Un altro limite della teoria postcoloniale è inoltre rappresentato, come abbiamo già visto, da una forzata limitazione all’interno dell’orizzonte degli studi di letteratura inglese. Recenti analisi hanno invece elevato a dignità di studio anche quei testi nati dall’incontro e dallo scambio coloniale: la produzione di scrittori nati in territori ex-colonie europee, sia nella propria lingua originaria che in quella degli ex- colonizzatori, forme culturali ibride, come tradizioni musicali degli indigeni delle colonie trascritte in notazione occidentale per la pratica vocale e strumentale della borghesia coloniale.8

Al di là delle prospettive decostruzioniste e postmoderniste, i cultural studies sul colonialismo contano oggi numerosi contributi che vanno ad arricchire, come abbiamo visto, anche l’ambito più specificamente storiografico. Un altro dei terreni particolarmente battuti nei cultural studies sul colonialismo è quello della propaganda, realizzata attraverso le molteplici forme della comunicazione. Tra i primi e principali testi su questo argomento citiamo Propaganda and Empire di John M. MacKenzie [MacKenzie 1984], un’indagine sulle diverse strategie di persuasione dei sudditi circa i vantaggi apportati dall’Impero britannico, attraverso i numerosi canali della propaganda. MacKenzie, la cui trattazione si limita al terreno della letteratura e dell’arte visiva, stimola significativamente, come vedremo, ulteriori studi in altri settori artistici, tra i quali anche la musica.
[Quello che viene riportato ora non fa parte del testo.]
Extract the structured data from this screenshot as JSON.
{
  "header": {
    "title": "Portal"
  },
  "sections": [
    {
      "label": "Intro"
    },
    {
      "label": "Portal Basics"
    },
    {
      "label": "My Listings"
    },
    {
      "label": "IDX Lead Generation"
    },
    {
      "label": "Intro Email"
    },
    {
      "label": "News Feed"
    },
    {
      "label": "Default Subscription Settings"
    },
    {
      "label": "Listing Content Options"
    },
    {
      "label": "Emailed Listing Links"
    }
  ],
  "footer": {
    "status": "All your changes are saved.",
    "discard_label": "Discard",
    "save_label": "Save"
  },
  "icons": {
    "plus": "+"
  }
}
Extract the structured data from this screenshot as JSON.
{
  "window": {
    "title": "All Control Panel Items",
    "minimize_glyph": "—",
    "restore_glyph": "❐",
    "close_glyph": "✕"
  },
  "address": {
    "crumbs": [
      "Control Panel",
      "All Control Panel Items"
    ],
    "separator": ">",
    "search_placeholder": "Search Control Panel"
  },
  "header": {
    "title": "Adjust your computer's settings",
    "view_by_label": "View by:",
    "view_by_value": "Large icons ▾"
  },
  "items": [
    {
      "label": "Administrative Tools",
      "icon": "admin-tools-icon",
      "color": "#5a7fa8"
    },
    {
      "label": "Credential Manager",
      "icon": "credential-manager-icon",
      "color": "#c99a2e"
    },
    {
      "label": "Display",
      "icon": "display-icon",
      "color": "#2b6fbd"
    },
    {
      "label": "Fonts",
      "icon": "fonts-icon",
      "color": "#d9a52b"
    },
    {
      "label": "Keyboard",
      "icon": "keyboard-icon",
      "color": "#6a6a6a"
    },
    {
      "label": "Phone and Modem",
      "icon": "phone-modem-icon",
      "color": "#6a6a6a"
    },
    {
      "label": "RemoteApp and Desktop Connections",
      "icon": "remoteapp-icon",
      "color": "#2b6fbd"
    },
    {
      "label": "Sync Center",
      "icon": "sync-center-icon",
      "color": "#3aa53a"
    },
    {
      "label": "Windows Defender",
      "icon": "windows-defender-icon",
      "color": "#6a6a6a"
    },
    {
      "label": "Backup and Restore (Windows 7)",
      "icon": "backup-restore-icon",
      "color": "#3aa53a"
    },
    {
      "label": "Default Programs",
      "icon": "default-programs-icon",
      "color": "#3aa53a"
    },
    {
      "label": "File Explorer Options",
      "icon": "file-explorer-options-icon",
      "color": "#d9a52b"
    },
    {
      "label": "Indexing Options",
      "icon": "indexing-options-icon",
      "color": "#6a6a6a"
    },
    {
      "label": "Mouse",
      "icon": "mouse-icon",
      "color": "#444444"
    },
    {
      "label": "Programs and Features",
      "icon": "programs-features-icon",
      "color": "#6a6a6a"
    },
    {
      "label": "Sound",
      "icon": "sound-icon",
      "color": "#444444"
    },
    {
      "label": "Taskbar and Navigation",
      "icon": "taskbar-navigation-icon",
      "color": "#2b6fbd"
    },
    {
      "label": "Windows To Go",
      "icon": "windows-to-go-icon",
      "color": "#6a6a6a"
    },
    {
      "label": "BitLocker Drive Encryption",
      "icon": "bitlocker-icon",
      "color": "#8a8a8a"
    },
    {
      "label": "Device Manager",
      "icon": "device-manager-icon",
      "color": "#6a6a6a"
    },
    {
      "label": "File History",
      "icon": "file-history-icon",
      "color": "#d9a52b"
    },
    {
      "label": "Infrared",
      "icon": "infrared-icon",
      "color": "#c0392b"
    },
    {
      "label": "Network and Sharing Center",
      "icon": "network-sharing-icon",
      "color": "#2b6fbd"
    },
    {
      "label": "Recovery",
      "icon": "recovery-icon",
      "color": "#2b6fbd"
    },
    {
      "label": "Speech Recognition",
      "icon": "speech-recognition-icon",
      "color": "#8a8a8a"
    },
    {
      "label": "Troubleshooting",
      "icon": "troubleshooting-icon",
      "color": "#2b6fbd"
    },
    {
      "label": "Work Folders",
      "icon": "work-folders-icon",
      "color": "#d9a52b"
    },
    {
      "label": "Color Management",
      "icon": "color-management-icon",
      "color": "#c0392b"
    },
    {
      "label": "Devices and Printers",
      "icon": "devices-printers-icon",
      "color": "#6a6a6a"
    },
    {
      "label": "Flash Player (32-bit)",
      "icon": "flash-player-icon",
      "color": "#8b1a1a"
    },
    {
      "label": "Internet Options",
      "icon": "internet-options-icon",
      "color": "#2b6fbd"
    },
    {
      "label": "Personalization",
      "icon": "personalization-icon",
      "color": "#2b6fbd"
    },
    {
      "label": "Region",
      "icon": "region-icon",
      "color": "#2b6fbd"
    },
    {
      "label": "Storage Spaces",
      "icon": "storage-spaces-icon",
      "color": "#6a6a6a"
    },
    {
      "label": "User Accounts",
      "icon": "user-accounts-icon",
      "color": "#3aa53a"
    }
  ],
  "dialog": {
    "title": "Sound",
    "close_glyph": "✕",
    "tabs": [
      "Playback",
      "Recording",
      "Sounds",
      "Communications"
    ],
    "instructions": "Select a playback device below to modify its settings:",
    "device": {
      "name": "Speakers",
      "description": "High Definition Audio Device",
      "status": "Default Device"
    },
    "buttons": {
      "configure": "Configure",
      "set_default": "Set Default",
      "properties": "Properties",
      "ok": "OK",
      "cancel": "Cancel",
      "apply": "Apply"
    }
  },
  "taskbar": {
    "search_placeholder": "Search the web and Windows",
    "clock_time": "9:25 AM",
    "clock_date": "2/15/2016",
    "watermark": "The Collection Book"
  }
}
Al di fuori dell’ambito anglosassone, la prevalenza di studi orientati verso quella che abbiamo definito una prospettiva coloniale piuttosto che postcoloniale, si spiega alla luce di specificità legate alle singole realtà storiografiche nazionali. In Italia, ad esempio, il tardo risveglio d’interesse nei confronti della cultura del periodo coloniale determina ancora oggi il proliferare di indagini sui prodotti del colonialismo. La reticenza nei confronti dell’affermazione dei cultural studies in ambito accademico, inoltre, giustifica il prevalere di posizioni di questo tipo. Tuttavia, recentemente hanno visto la luce anche in Italia studi, testimonianze e riflessioni che chiamano in causa la condizione dell’ “Altro” colonizzato. Si può leggere in questa

8 Vedi più avanti, Par. 3.2.

prospettiva anche nel recupero di quei prodotti culturali coloniali finora screditati, mutilati nel loro valore artistico a causa delle accentuate relazioni con la politica.

Letteratura, architettura, pittura, cinema e di recente anche fotografia coloniale sono frequentemente oggetto di studio, contando oggi numerosi contributi. Prodotti all’inizio irrimediabilmente scartati da uno sguardo pregiudiziale, vengono oggi riconsiderati e vagliati quali interessanti testimonianze dell’esperienza coloniale.